Some of the old mad light came back into her eyes. “Do you want to hear me sing like Fancha?”

“Take it easy, honey”

“Would you like me to laugh and dance like Fancha?”

She had begun to tremble violently. I hurried to get the pills and brought her one of the strong ones. She didn’t try to fight it. She was in bed and asleep in fifteen minutes.
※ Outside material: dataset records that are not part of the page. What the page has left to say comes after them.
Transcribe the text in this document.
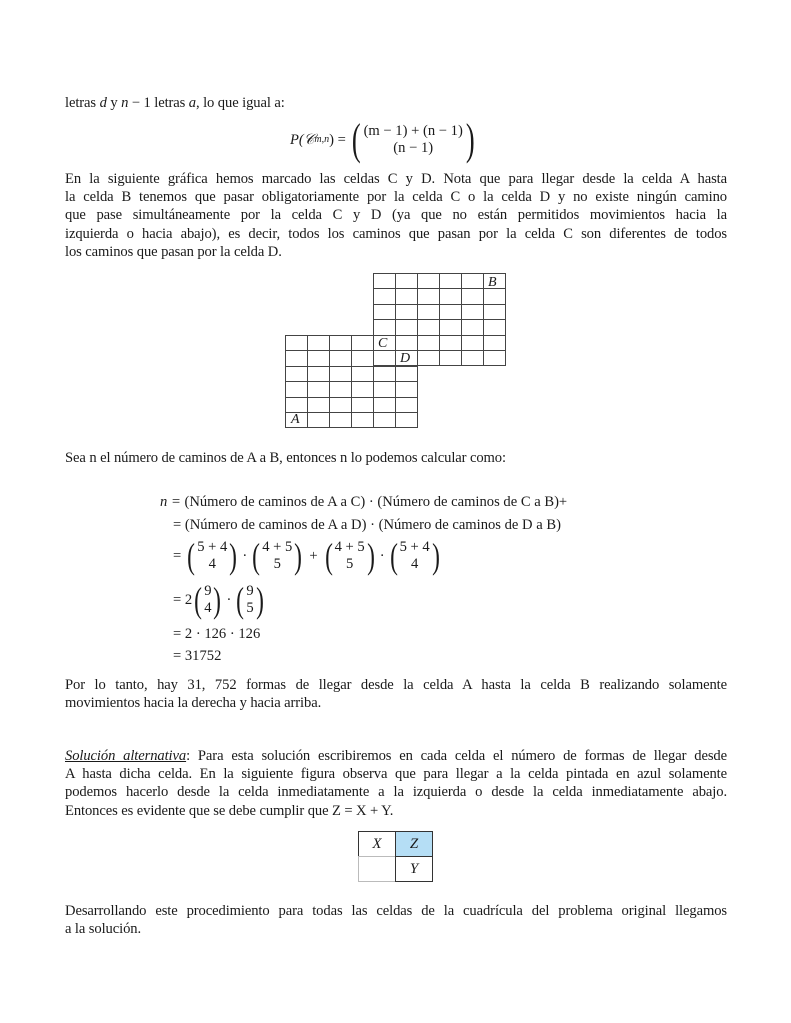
letras d y n − 1 letras a, lo que igual a:
P(𝒞 m,n ) = ( (m − 1) + (n − 1)
(n − 1) )
En la siguiente gráfica hemos marcado las celdas C y D. Nota que para llegar desde la celda A hasta
la celda B tenemos que pasar obligatoriamente por la celda C o la celda D y no existe ningún camino
que pase simultáneamente por la celda C y D (ya que no están permitidos movimientos hacia la
izquierda o hacia abajo), es decir, todos los caminos que pasan por la celda C son diferentes de todos
los caminos que pasan por la celda D.
B
C
D
A
Sea n el número de caminos de A a B, entonces n lo podemos calcular como:
n = (Número de caminos de A a C) · (Número de caminos de C a B)+
= (Número de caminos de A a D) · (Número de caminos de D a B)
= ( 5 + 4
4 ) · ( 4 + 5
5 ) + ( 4 + 5
5 ) · ( 5 + 4
4 )
= 2 ( 9
4 ) · ( 9
5 )
= 2 · 126 · 126
= 31752
Por lo tanto, hay 31, 752 formas de llegar desde la celda A hasta la celda B realizando solamente
movimientos hacia la derecha y hacia arriba.
Solución alternativa: Para esta solución escribiremos en cada celda el número de formas de llegar desde
A hasta dicha celda. En la siguiente figura observa que para llegar a la celda pintada en azul solamente
podemos hacerlo desde la celda inmediatamente a la izquierda o desde la celda inmediatamente abajo.
Entonces es evidente que se debe cumplir que Z = X + Y.
X Z
Y
Desarrollando este procedimiento para todas las celdas de la cuadrícula del problema original llegamos
a la solución.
After I had chased the ghastliness of Fancha out of my mind, I settled down to some planning. A trip out to Leavenworth had a deceptive plausibility. It is bad practice to try to question prison people. They live by the book. They need documentation and identification and proper authority. When you can’t present it, they immediately wonder if you are there to try to help somebody slip out. I decided that was the last resort. I would chase down, every other lead, and if they all dwindled to absolutely nothing, then I would go out there to Kansas and get the feel of it and try to con somebody.

Before I went to bed, I took a look at my ward. In the faint light she looked no more than nineteen, gentle, and unmarked by any ugliness.